When we parted, I saw Mo-bot and Sci approaching from the bar we’d left.
“I used a fake Airbnb account to get us a last-minute deal,” Mo-bot informed us. She’d got us alternative accommodation because we couldn’t risk Roman and his gang turning up at the hotel. “It’s an apartment on the Boulevard de Belgique, about twenty minutes’ walk from here.”
“What about our stuff?” Sci asked.
“We go back to the hotel in the early hours,” I replied. “In and out quickly, take only what we can easily carry.”
“We don’t need much,” Justine remarked. “Just enough to get home.”
I exchanged glances with Mo-bot and Sci.
“Tell me we’re leaving,” Justine said. “Jack?
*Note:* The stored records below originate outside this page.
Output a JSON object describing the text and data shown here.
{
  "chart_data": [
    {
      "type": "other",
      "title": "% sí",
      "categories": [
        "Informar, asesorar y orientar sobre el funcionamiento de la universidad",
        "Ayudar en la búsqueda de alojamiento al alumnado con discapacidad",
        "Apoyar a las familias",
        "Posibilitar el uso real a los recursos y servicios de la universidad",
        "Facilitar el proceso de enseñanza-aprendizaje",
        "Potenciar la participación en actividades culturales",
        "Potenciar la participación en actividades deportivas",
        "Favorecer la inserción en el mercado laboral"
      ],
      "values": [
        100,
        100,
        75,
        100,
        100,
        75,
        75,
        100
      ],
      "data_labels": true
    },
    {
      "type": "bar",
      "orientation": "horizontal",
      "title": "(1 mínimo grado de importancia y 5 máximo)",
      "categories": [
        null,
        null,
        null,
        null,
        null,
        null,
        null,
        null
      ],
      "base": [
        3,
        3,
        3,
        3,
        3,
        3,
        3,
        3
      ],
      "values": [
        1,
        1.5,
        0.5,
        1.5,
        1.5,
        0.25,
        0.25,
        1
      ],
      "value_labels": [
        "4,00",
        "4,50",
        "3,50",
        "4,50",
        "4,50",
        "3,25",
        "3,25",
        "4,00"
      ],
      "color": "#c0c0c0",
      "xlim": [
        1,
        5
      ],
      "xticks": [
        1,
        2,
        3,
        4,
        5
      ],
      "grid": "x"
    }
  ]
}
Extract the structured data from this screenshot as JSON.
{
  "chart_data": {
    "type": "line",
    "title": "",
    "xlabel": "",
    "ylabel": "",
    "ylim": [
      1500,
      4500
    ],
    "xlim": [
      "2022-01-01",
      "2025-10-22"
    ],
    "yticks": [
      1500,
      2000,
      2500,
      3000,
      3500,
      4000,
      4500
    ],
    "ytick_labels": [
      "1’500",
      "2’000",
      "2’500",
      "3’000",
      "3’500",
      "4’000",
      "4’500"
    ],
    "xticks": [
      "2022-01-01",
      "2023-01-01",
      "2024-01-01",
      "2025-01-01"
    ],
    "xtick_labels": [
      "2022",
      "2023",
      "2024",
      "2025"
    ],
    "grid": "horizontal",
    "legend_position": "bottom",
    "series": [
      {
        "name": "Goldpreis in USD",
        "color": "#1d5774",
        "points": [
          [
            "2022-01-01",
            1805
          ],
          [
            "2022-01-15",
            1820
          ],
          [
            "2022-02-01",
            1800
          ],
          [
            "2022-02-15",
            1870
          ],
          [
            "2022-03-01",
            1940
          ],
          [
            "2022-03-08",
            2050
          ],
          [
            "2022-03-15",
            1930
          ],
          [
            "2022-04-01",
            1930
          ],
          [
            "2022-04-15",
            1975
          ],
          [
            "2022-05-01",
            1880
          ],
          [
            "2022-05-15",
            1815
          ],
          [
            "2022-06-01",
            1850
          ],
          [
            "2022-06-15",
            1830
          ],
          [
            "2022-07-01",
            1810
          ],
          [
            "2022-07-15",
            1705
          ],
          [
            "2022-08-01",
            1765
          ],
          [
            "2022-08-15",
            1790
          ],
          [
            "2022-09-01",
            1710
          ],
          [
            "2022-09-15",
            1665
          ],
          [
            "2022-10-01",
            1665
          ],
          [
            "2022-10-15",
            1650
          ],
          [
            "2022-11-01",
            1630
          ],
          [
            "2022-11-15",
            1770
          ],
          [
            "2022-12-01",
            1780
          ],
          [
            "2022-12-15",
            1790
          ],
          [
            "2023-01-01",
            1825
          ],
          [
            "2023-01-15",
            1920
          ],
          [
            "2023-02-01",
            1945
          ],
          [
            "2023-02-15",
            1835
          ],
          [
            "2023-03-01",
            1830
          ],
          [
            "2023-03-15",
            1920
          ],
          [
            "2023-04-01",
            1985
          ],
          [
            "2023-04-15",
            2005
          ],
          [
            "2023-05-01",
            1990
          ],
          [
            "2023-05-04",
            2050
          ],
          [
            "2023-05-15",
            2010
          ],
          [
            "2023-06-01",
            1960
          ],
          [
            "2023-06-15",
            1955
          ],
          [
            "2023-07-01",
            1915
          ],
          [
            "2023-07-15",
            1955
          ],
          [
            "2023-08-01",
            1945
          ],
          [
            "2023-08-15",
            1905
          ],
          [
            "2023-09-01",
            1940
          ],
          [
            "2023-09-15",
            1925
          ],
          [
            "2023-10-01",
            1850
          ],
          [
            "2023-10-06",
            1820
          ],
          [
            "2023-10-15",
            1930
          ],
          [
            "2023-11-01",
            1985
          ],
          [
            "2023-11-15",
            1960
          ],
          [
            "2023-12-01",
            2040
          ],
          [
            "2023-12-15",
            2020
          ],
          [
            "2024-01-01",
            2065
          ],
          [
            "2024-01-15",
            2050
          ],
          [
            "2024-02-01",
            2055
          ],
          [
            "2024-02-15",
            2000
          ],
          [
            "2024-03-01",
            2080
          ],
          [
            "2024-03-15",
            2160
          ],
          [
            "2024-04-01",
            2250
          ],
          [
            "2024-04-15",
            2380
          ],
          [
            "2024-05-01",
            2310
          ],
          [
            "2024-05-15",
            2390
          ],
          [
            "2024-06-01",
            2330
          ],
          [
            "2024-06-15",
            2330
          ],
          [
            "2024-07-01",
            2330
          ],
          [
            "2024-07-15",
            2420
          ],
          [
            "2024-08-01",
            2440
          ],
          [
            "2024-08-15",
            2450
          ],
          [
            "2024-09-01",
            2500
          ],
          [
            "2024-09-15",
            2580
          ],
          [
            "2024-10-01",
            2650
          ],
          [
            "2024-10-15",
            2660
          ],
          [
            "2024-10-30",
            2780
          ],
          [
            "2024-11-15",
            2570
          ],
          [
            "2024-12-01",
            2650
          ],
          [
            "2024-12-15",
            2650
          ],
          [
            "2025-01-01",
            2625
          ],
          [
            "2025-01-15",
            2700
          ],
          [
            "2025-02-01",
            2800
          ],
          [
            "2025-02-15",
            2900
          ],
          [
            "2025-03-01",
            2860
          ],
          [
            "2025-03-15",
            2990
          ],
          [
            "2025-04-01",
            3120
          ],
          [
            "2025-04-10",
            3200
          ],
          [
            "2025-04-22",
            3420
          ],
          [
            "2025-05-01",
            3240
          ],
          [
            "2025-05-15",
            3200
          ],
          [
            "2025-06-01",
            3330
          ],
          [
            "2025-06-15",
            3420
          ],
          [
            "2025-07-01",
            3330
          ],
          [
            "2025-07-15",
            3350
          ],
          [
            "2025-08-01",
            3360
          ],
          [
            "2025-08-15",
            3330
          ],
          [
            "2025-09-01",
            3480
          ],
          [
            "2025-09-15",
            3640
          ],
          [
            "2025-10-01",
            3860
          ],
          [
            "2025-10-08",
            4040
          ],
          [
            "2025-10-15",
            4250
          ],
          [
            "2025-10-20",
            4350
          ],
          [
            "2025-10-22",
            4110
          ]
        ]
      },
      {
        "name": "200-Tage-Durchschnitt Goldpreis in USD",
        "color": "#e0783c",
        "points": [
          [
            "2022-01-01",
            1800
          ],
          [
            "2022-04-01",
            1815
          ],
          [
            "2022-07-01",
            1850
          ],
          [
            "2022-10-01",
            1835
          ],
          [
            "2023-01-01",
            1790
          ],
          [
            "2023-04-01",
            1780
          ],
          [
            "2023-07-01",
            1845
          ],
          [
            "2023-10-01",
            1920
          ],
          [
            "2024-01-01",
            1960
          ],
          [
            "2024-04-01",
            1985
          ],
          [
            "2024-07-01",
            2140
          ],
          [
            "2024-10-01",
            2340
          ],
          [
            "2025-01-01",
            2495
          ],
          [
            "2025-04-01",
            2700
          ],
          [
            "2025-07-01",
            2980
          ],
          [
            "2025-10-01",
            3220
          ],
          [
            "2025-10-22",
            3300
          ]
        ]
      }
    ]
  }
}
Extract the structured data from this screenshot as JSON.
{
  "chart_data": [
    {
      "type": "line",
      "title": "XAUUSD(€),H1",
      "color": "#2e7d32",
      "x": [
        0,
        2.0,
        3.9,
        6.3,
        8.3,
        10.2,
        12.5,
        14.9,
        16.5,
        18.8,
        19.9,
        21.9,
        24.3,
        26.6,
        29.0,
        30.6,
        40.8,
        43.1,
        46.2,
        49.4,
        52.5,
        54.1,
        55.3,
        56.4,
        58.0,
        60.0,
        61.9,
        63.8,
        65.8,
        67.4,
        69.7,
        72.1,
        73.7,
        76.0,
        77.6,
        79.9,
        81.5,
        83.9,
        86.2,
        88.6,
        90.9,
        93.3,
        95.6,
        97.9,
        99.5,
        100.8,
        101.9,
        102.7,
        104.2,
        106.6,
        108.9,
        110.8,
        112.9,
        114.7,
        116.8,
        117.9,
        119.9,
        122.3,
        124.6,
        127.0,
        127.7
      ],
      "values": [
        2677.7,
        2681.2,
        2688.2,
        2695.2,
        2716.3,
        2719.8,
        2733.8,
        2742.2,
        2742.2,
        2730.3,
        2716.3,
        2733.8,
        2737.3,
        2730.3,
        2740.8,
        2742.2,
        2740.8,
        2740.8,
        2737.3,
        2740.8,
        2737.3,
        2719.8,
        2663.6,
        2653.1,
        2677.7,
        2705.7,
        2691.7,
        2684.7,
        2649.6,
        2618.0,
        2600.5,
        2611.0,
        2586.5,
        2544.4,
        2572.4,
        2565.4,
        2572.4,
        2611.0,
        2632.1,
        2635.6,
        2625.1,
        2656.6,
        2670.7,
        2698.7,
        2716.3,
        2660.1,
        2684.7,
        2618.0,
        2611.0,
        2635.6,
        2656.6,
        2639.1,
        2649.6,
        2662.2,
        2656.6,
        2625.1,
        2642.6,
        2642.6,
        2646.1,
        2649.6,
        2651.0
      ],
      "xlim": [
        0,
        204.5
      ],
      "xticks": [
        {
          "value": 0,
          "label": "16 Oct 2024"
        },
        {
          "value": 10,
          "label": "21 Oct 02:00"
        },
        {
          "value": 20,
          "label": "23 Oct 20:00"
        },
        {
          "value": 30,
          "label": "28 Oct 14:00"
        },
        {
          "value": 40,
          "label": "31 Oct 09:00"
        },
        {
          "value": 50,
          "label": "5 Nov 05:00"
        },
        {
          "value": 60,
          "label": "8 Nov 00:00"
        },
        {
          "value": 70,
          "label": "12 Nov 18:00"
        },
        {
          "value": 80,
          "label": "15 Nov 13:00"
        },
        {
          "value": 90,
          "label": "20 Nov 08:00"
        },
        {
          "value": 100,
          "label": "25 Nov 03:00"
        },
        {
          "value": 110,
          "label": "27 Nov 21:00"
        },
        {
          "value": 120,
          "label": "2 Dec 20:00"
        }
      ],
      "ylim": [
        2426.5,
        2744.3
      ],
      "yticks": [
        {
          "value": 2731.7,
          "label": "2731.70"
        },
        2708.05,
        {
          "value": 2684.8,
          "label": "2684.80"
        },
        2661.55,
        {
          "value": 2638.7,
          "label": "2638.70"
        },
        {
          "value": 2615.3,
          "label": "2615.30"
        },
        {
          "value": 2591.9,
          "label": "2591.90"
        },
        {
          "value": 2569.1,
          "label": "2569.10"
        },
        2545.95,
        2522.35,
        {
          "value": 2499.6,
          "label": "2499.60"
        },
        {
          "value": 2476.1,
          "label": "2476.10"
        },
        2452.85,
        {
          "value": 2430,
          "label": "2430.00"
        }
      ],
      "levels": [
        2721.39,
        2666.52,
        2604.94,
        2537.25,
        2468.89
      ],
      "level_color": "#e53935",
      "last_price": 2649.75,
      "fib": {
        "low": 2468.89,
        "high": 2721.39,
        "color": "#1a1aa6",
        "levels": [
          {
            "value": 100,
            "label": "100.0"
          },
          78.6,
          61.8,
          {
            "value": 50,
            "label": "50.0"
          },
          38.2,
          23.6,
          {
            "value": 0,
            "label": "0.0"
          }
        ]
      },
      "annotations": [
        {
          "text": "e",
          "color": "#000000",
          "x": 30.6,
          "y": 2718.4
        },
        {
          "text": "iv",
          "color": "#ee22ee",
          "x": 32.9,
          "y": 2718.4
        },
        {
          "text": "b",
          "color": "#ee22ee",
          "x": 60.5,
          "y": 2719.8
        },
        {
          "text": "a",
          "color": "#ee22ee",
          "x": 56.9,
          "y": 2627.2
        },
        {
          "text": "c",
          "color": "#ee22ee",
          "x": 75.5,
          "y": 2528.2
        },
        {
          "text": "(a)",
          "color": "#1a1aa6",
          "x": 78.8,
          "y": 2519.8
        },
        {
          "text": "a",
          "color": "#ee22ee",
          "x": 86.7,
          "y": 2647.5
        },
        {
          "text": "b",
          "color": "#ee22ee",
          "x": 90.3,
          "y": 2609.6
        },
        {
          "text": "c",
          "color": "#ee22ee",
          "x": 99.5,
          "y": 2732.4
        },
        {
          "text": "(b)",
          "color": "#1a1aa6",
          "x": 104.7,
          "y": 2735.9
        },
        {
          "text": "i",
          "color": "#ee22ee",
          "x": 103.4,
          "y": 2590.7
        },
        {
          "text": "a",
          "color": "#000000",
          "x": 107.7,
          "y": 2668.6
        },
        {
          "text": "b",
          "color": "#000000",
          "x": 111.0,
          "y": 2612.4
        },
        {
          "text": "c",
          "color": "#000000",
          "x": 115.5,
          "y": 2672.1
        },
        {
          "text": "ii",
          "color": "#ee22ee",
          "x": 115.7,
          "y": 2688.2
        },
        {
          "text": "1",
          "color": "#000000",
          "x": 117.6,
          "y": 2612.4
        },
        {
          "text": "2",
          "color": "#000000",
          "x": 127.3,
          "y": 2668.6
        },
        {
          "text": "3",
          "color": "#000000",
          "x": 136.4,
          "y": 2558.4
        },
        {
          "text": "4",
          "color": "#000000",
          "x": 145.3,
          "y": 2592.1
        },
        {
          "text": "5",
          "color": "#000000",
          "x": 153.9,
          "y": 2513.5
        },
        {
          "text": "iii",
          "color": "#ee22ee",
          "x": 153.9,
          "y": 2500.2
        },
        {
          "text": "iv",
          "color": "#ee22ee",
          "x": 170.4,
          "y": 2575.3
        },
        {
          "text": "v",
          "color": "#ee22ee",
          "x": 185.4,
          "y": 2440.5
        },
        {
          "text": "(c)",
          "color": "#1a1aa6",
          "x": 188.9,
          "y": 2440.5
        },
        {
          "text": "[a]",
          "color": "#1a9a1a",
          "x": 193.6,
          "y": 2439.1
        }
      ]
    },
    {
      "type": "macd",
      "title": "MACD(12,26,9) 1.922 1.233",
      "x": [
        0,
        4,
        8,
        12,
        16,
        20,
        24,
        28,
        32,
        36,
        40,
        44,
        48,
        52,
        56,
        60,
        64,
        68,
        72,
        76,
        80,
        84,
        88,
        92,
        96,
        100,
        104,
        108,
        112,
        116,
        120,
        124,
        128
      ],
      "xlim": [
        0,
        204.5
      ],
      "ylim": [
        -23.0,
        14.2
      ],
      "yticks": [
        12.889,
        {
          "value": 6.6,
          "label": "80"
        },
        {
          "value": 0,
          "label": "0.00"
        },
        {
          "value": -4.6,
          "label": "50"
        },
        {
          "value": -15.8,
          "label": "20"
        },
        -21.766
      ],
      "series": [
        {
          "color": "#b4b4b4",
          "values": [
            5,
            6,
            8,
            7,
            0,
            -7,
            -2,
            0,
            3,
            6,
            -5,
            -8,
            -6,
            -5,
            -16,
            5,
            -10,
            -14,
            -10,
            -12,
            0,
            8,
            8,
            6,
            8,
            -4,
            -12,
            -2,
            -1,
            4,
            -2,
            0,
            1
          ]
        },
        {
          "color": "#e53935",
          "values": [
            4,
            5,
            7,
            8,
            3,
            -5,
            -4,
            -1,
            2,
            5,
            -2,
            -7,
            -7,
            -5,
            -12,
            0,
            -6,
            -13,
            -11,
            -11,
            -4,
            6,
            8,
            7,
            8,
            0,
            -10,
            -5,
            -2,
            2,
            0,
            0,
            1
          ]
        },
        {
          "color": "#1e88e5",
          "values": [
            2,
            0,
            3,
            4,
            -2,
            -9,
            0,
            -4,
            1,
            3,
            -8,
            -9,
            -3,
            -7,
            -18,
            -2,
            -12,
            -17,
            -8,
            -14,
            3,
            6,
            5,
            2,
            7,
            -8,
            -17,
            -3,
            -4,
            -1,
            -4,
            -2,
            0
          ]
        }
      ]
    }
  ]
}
Tell me we’re getting the first flight home tomorrow.”
“They wanted me to kill someone,” I replied. “This wasn’t random. They were using you to coerce me and they chose us for a reason.”
“You’ve told the cops, right?” she countered.
I nodded.
“Then we can go home,” she said desperately. “We can leave this place and go somewhere we’ll be safe.”
“This was personal, Justine,” I responded, sliding my arms around her. “I have to find out why and stop whatever they have planned.”
She pushed me away. “No, you don’t. You can leave it to the cops, and we can go and be safe. We don’t have to chase danger, Jack. Danger finds us. Please don’t go looking for it.”
She looked to Mo-bot and Sci for backup, but they didn’t give her any. They knew that if we didn’t find answers this would remain an unresolved threat.
“There’s no guarantee Roman and his people wouldn’t come to Los Angeles,” I told Justine. “This is personal. He wanted us dead on that mountain when he realized he couldn’t coerce us anymore. There was hate in his eyes. We need to know why. It’s the only way we’ll ever truly be safe.”
Justine hesitated and tears filled her eyes. I knew she was afraid, but she was also a professional and she recognized the truth of my words.
Finally, she nodded. “Okay. We find out why they came for us, and if we get the chance to hit them, we hit them hard.”